だからといって「今のゆかたは寝巻きか?」と聞かれたら、「NO」と答えます。
なぜなら今やゆかたは「寝巻き」ではなく、水着などと同じ
「自己表現のためのファッションアイテム」
だとゆかたりずむは確信してるからです。(第一、寝にくいと思うんですけど…(^^ゞ)
その昔(といってもほんの数年前まで)、【ジーンズ=作業着】で、【ダンガリーのシャツ=囚人服】だった、と言われていたそうです。
ちょっと前、『キムタクが、ベストジーニスト賞の殿堂入りを果たした…』という記事が話題になったことがありましたが…。
でもキムタクは『労働者代表』っちゅう感じじゃないっすよね…(^^ゞ
(労働者の“殿堂入り”って一体…?作業着が最も似合う男??…。)
確かにジーンズは作業着で、ゆかたは寝巻きだったのかも知れません。
(古くは、お風呂に着たまま入るための肌着、「湯帷子(ゆかたびら)」が浴衣(ゆかた)に発展した、との説も聞いたことがあります。)
でも、今となってはどうでもいいことです。「だから楽に着ればいい」と言う理論にはつながらないと思います。
いまやゆかたは、ジーンズと同じく、立派なファッションアイテムになった、と断言してもいいでしょう。しかも極めてカジュアル系の存在ではないか、とも思っています。

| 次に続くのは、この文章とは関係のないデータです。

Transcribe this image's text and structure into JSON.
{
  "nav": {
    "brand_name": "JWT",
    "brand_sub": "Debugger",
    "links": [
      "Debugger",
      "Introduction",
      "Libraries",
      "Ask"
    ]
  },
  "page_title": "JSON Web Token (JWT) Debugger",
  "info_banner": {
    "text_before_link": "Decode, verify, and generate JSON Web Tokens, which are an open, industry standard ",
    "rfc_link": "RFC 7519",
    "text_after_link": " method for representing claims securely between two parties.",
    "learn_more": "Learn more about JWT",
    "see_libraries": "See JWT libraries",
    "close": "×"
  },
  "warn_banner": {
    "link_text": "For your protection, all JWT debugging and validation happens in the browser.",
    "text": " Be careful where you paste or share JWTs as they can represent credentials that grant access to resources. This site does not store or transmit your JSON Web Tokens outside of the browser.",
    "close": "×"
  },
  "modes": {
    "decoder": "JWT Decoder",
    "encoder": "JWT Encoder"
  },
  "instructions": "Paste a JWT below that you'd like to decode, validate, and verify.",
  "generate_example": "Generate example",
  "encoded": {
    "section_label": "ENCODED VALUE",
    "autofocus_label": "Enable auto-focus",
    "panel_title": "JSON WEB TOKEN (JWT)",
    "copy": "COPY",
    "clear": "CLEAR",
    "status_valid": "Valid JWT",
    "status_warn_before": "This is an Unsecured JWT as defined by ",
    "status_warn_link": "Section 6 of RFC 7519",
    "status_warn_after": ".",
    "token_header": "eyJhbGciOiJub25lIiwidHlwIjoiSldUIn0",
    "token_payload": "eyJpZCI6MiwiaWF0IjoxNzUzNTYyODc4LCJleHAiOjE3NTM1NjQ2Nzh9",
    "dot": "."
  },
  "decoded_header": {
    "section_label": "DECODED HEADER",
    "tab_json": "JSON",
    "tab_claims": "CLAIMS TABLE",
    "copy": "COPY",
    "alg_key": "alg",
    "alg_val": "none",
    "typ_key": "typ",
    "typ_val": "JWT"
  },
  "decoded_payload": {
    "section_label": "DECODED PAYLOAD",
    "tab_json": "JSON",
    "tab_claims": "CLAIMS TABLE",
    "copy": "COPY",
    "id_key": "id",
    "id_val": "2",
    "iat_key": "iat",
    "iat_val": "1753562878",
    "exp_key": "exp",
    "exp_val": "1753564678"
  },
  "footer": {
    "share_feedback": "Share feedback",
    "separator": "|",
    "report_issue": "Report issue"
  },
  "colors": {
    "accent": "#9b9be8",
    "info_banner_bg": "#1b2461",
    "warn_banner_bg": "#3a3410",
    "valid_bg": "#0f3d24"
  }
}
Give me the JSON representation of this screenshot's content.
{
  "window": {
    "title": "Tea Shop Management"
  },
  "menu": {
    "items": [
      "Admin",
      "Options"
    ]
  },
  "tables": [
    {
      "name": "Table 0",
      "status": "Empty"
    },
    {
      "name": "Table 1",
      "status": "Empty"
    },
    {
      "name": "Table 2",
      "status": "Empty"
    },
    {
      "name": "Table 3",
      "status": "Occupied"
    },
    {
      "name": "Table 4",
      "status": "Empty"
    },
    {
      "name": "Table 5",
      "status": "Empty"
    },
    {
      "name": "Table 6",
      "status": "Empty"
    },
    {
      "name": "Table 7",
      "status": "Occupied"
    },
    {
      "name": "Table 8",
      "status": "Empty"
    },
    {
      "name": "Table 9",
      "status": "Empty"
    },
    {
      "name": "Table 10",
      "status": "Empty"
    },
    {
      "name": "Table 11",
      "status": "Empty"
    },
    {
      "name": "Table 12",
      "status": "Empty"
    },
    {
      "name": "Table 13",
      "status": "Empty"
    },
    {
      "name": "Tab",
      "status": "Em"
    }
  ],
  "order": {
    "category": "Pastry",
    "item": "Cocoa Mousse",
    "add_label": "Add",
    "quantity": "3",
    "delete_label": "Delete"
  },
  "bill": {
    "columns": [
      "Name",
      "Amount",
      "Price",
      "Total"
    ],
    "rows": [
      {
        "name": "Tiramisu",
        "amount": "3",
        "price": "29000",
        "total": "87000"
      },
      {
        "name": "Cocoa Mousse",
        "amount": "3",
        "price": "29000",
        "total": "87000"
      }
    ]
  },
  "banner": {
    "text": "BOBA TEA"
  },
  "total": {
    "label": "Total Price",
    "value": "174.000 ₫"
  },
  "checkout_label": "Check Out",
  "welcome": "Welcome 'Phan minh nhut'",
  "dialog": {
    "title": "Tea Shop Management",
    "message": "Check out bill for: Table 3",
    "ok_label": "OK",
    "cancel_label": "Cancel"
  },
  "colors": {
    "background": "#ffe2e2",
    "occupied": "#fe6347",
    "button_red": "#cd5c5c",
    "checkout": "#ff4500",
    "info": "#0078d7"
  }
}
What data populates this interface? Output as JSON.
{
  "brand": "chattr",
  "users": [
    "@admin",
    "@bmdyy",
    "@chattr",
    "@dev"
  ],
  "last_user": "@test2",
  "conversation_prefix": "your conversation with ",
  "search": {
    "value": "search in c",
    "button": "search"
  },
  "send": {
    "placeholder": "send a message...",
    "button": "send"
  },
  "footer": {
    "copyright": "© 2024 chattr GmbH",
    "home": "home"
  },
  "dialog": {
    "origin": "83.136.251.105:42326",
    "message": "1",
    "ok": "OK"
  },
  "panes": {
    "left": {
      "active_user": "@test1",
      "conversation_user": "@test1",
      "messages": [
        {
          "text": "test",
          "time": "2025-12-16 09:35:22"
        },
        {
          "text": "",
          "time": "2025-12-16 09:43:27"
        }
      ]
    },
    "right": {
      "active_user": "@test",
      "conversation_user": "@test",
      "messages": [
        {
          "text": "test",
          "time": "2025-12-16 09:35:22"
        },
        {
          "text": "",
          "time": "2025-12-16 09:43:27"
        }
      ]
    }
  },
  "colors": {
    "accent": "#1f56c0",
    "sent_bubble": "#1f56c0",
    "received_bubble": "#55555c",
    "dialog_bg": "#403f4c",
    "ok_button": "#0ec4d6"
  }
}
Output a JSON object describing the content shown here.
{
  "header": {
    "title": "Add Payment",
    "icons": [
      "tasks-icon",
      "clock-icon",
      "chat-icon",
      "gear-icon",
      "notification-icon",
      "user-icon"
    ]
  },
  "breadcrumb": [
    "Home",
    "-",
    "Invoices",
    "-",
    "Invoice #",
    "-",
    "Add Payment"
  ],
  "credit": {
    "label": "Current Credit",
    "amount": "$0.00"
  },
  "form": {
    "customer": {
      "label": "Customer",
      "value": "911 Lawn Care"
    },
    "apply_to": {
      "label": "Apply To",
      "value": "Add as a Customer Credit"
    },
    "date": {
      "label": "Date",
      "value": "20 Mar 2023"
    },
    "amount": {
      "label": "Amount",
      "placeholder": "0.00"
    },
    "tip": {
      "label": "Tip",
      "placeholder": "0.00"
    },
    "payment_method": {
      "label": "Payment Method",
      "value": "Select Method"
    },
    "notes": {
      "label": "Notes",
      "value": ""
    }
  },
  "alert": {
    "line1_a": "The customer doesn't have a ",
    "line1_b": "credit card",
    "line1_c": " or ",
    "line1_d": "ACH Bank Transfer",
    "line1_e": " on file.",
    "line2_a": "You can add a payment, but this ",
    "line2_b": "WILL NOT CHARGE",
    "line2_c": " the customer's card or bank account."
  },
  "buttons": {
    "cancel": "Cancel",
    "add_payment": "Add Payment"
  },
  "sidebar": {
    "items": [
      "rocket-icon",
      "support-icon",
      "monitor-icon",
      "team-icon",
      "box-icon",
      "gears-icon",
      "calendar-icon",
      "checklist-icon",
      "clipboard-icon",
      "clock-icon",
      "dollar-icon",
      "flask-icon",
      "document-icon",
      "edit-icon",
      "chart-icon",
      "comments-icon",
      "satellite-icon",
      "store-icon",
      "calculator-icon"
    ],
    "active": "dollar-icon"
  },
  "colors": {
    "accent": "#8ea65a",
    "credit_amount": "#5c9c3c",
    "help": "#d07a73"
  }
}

(ジーンズに負けずに“ゆかた OF THE YEAR”とか作ったら面白いのにね。(^^))
カラーコーディネートを色々と考えて、着付けのための情報を集めて、補正をして、下駄対策をして…。これだけのことをしないと、ゆかたはとてもキレイには着れません。「寝巻きだから楽に着たい」という発想とはかなりの違いがあるのです。
ゆかたはT-シャツや甚平と比べても、暑いし、着崩れてくるし、大変なものです。着るにはそれなりの覚悟がいります。(そう言う意味ではすごく“不完全な装束”だと思います。だから魅力的なんでしょうか…。)その代わり、きちっと着こなせた時には、充実感と優越感を体験できることと思います。
(「どーしても楽に着たいっ!」という人には、甚平(じんべい)がおすすめです。補正もいらないですし、帯も不要です。「寝巻きの延長」という言葉にふさわしいアイテムかも知れません。(ただ、「おくゆかしさ」とか「色っぽさ」は表現しにくいですが…。(^^ゞ))
特に初心者のうちは、補正をきっちりとして欲しい。ゆかたりずむはそう思ってます。何度も着こなすうちに、自分なりの「オシャレな着くずし方」というのが見えてきますから、それから「楽な着方」というものを探って欲しいと思います。